Benarkah Lapar Bikin Orang Lebih Galak?

Ilustrasi marah
Sumber :
  • Pixabay

VIVA – Sebagian besar orang, mungkin sudah tidak asing dengan istilah 'lo galak kalau lagi lapar'. Ternyata istilah itu nyata. Meskipun banyak yang menganggap bahwa itu hanyalah sebuah istilah slank yang digunakan, para ilmuwan sekarang telah menegaskan bahwa 'hangry' sebenarnya adalah emosi yang nyata.

Para peneliti di University of Guelph telah menemukan bahwa perasaan marah ketika lapar terjadi karena penurunan kadar glukosa yang tiba-tiba, atau hipoglikemia.

"Kami menemukan bukti bahwa perubahan kadar glukosa dapat memiliki efek jangka panjang pada suasana hati," kata Prof Francesco Leri, departemen psikologi.
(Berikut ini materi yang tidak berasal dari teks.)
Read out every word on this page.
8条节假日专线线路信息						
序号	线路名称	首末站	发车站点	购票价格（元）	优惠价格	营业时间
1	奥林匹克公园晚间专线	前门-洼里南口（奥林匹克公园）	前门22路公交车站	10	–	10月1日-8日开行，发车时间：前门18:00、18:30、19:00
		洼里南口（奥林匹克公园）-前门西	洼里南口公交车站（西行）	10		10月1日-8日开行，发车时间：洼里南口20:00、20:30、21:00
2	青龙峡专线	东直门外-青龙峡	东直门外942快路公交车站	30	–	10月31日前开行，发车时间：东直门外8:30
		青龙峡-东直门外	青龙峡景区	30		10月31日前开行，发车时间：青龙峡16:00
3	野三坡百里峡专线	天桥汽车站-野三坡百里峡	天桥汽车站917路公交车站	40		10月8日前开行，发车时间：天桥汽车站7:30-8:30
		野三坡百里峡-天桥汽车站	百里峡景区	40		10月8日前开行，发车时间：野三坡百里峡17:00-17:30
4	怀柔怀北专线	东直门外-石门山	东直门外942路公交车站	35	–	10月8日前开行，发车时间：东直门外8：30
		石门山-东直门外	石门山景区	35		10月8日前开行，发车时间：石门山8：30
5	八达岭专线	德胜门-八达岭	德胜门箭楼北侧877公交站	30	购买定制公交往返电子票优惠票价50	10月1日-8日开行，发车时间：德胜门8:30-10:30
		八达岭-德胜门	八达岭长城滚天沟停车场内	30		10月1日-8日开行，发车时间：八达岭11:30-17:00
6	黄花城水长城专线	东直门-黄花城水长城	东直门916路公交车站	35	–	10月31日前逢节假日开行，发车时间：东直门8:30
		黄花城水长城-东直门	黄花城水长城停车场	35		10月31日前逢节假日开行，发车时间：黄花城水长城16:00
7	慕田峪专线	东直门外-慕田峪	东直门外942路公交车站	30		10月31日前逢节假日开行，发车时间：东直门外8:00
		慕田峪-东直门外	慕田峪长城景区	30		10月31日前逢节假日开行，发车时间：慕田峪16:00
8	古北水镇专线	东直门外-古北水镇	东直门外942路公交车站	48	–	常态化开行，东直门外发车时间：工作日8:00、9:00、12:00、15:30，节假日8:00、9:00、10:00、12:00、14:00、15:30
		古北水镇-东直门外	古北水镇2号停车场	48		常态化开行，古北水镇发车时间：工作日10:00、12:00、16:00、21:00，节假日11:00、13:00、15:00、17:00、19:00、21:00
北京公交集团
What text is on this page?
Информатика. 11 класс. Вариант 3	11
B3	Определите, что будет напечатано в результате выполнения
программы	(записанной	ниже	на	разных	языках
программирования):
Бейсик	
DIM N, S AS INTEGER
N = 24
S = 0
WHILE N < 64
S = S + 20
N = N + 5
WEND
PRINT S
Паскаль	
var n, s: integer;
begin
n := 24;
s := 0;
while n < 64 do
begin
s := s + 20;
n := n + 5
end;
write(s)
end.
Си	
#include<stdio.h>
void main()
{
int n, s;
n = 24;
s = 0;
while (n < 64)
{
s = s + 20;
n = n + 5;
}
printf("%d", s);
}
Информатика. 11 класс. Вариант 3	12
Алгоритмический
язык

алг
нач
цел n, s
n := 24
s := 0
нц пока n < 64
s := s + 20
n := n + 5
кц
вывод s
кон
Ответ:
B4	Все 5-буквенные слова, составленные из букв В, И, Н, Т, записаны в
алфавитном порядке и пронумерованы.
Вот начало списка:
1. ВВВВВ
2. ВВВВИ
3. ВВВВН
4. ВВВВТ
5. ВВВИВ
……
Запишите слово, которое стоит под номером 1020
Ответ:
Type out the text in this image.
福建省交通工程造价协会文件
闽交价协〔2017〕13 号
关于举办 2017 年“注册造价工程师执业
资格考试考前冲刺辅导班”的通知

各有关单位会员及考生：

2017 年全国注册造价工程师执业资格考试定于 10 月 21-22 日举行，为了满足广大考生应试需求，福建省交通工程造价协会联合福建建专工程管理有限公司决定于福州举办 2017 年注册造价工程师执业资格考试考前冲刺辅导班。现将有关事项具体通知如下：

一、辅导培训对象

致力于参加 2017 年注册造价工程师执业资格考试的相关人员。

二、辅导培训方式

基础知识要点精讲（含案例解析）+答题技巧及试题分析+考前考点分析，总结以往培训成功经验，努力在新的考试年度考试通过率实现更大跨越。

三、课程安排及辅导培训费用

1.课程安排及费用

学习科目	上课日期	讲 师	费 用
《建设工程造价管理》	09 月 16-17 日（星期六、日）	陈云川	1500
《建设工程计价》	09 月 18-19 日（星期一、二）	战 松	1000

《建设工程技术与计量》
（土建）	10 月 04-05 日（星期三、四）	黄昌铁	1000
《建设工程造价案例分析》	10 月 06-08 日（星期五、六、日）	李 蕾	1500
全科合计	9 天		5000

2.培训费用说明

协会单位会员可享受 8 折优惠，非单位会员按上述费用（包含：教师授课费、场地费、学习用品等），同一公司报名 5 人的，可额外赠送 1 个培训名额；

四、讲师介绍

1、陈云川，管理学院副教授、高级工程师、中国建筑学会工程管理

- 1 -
Awalnya, Leri skeptis pada orang yang mengaku emosi ketika tidak makan, tapi ia kini  percaya. Hipoglikemia adalah penekan fisiologis dan psikologis yang kuat. Diterbitkan dalam jurnal Psychopharmacology, penelitian ini meneliti dampak penurunan glukosa mendadak pada perilaku emosional tikus.

Tikus-tikus disuntik dengan penghambat metabolisme glukosa yang menyebabkan mereka mengalami hipoglikemia, dan kemudian ditempatkan di ruangan tertentu. Pada kesempatan terpisah, mereka diberi suntikan air dan ditempatkan di ruangan yang berbeda.

Ketika diberikan pilihan ruangan mana untuk masuk kembali, mayoritas tikus aktif menghindari ruangan tempat mereka mengalami hipoglikemia.

"Perilaku penghindaran jenis ini adalah ekspresi stres dan kecemasan. Para hewan menghindari ruangan itu karena mereka memiliki pengalaman yang menegangkan di sana. Mereka tidak ingin mengalaminya lagi,"kata Leri.

Para peneliti menguji kadar darah tikus setelah mengalami hipoglikemia dan menemukan lebih banyak kortikosteron, indikator stres fisiologis. Ini mendukung gagasan bahwa hewan mengalami stres dan depresi ketika mereka hipoglikemik.

Namun, setelah mengonsumsi makanan, tim percaya bahwa suasana hati Anda secara keseluruhan bisa terpengaruh jika melewatkan makan menjadi kebiasaan.

Setelah menetapkan hipoglikemia berkontribusi pada suasana hati yang buruk, para peneliti berencana untuk menentukan apakah kronis, kasus jangka panjang meningkatkan risiko perilaku seperti depresi.

"Suasana hati yang buruk dan pola makan yang buruk dapat menjadi lingkaran setan jika seseorang tidak makan dengan benar, mereka dapat mengalami penurunan mood, dan penurunan mood ini dapat membuat mereka tidak ingin makan," kata mahasiswa PhD Thomas Horman, yang memimpin penelitian.

“Jika seseorang terus-menerus kehilangan makanan dan terus-menerus mengalami stressor ini, responsnya dapat mempengaruhi keadaan emosional mereka pada tingkat yang lebih konstan."